Englebright wrote in his June 19 letter that even conceptualized certification would violate the intent and spirit of the State Environmental Quality Review Act. He also listed a sewage treatment plant would have a significant impact on Stony Brook Harbor, which is only a mile and a half from the proposed STP. The concern also was expressed by other writers.
Englebright said in his letter that the applicant only included the onsite wastewater needs when it came to the certification.
“Yet the applicant’s own SEQRA filing and numerous news reports indicate plans to tie in the St. James Business District, which is currently installing sewer pipes on Lake Avenue which would nearly double the amount of wastewater discharged to groundwater to 170,000 [gallons per day],” Englebright wrote.
During the Zoom meeting, Hoffman said if someone was looking for the worst spot to put a STP, the Gyrodyne property would be it. Smith said that the entire area should be studied, including watersheds all along Route 25A.
Safina was also on hand for the Zoom meeting.
“The Gyrodyne plan appears to be an attempt to simply pull a fast one on all the residents in and around the Stony Brook Harbor watershed,” he said.

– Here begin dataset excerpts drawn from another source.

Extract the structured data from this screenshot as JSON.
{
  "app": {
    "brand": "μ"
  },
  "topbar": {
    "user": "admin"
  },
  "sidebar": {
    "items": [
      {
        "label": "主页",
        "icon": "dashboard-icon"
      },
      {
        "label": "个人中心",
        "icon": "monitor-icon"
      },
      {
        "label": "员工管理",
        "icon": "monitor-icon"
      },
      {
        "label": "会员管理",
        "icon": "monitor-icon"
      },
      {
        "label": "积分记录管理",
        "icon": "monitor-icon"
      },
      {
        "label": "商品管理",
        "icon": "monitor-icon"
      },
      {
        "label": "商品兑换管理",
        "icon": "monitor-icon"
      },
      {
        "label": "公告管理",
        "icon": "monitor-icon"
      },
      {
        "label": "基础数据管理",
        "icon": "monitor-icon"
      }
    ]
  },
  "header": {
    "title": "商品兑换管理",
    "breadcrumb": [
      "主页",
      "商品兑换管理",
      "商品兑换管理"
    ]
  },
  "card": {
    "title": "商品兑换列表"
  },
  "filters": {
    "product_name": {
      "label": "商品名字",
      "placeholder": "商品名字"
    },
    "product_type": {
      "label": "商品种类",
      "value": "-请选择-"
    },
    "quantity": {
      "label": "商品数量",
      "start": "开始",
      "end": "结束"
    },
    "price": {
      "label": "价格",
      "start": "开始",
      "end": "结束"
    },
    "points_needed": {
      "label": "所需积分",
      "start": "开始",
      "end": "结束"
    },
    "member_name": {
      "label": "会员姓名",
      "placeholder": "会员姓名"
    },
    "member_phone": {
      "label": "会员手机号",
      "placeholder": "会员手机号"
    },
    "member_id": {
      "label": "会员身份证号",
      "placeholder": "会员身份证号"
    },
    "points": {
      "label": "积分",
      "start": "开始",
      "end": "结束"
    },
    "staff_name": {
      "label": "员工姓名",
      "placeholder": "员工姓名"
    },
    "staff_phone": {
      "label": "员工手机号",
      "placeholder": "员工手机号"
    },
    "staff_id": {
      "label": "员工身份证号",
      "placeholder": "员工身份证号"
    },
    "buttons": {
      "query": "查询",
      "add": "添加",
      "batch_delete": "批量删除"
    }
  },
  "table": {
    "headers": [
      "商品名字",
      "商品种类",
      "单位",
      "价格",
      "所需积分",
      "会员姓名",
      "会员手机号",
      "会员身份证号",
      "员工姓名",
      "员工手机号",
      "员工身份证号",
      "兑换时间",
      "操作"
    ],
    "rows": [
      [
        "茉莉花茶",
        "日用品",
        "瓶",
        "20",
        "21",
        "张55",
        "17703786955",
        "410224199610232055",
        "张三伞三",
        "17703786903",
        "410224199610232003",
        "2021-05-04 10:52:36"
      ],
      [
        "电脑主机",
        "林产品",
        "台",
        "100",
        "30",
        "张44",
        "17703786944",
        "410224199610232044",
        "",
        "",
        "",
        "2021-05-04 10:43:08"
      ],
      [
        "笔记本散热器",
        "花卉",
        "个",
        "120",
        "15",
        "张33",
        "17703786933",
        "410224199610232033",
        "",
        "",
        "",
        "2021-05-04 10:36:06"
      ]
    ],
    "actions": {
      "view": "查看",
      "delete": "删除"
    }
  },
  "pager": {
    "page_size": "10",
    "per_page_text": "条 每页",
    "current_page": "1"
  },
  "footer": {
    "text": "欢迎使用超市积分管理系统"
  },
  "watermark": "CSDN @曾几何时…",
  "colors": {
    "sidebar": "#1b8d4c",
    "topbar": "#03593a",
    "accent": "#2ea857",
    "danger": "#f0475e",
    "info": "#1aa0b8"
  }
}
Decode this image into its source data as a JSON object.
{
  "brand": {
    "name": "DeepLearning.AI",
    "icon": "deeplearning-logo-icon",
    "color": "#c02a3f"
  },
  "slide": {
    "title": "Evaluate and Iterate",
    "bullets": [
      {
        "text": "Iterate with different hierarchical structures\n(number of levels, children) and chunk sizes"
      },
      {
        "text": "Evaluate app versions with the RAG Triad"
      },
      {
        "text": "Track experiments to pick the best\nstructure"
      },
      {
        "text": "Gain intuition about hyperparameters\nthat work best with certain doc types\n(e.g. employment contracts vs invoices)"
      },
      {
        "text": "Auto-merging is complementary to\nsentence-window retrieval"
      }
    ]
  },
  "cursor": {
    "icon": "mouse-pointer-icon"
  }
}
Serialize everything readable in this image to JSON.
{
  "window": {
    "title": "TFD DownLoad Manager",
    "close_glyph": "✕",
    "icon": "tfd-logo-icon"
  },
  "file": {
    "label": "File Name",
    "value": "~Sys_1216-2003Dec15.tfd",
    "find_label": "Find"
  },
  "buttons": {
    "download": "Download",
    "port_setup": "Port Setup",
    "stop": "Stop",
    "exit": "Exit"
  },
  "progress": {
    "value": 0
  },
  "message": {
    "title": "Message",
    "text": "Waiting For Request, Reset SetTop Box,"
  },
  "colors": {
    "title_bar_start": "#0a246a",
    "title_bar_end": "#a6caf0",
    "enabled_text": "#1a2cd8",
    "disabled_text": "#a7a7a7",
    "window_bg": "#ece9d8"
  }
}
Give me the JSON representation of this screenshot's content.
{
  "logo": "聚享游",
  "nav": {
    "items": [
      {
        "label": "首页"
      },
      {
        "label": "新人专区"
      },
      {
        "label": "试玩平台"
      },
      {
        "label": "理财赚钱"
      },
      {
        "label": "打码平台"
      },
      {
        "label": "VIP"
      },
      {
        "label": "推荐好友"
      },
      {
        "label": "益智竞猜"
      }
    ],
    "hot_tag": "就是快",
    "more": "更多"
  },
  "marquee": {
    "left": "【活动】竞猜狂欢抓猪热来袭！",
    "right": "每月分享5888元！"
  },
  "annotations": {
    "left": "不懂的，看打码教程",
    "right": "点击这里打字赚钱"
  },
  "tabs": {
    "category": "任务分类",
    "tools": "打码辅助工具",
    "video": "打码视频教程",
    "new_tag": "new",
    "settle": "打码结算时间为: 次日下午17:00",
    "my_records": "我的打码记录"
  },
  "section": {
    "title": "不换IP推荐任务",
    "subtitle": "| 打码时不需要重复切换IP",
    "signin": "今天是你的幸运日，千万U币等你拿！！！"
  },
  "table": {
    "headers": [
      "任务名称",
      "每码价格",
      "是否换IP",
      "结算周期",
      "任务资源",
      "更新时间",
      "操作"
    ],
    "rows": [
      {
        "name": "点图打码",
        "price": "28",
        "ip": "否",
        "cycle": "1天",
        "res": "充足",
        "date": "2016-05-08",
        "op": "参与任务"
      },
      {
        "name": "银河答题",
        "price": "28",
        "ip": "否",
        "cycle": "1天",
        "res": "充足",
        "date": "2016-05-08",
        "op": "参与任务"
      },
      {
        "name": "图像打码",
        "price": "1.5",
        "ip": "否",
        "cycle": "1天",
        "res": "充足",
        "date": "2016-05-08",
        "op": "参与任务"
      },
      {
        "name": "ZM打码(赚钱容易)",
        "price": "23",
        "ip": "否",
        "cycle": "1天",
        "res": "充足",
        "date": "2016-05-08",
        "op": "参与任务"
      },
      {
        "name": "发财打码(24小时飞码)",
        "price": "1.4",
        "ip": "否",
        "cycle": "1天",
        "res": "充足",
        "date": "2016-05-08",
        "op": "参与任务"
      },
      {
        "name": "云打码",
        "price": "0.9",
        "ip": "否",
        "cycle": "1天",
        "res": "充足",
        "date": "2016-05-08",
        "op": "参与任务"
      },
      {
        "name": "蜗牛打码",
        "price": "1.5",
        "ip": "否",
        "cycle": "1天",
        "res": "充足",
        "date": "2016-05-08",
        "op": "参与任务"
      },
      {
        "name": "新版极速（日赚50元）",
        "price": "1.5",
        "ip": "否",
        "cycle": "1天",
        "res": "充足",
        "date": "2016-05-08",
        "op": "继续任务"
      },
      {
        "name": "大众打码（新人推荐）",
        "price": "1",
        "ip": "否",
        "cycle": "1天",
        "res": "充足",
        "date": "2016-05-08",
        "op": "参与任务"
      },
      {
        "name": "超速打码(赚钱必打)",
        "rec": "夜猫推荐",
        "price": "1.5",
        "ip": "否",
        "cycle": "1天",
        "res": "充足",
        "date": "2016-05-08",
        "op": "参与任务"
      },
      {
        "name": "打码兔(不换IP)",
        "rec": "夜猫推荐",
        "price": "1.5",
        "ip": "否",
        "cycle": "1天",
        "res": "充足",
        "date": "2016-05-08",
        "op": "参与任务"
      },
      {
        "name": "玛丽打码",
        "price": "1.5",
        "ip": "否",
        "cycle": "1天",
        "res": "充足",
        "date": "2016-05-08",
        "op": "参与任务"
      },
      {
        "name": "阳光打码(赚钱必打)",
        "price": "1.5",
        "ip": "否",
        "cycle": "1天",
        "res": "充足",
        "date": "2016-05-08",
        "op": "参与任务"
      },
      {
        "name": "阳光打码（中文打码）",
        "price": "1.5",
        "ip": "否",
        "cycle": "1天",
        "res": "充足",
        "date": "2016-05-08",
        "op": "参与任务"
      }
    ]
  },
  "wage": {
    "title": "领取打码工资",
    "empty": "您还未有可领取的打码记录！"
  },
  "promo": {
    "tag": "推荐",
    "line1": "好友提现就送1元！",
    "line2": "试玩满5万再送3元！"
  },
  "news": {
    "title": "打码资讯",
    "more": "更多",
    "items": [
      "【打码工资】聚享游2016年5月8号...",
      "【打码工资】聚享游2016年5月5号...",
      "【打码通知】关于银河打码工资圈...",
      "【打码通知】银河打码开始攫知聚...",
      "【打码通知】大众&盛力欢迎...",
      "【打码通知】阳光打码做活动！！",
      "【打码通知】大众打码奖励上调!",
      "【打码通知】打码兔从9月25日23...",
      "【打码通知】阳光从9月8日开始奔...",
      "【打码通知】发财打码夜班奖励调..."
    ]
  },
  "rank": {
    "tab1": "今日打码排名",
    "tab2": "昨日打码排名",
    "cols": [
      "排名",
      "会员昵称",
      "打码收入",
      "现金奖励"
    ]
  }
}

Suffolk County Legislator Rob Trotta (R-Fort Salonga) added his comments during the Zoom meeting. While he said, “I wish this property was preserved forever,” he added that the owner could do whatever it wanted with it.
“I’d rather have open space but I’m a realist,” he said.
Mark Wagner from Cameron Engineering attended the meeting to represent Gyrodyne. He said the treatment plant would actually decrease the nitrogen leaving the site and going into the watershed.
Hauppauge-based attorney Tim Shea addressed concerns voiced about Gyrodyne selling off land parcels in the future. He said while the company anticipated selling off such parcels, buyers would have to enter a property owners association. Members of the association would be required to maintain the STP.
Before Gyrodyne can move forward with constructing the STP, the Town of Smithtown must complete the SEQRA review and the county sewage agency must grant final approval.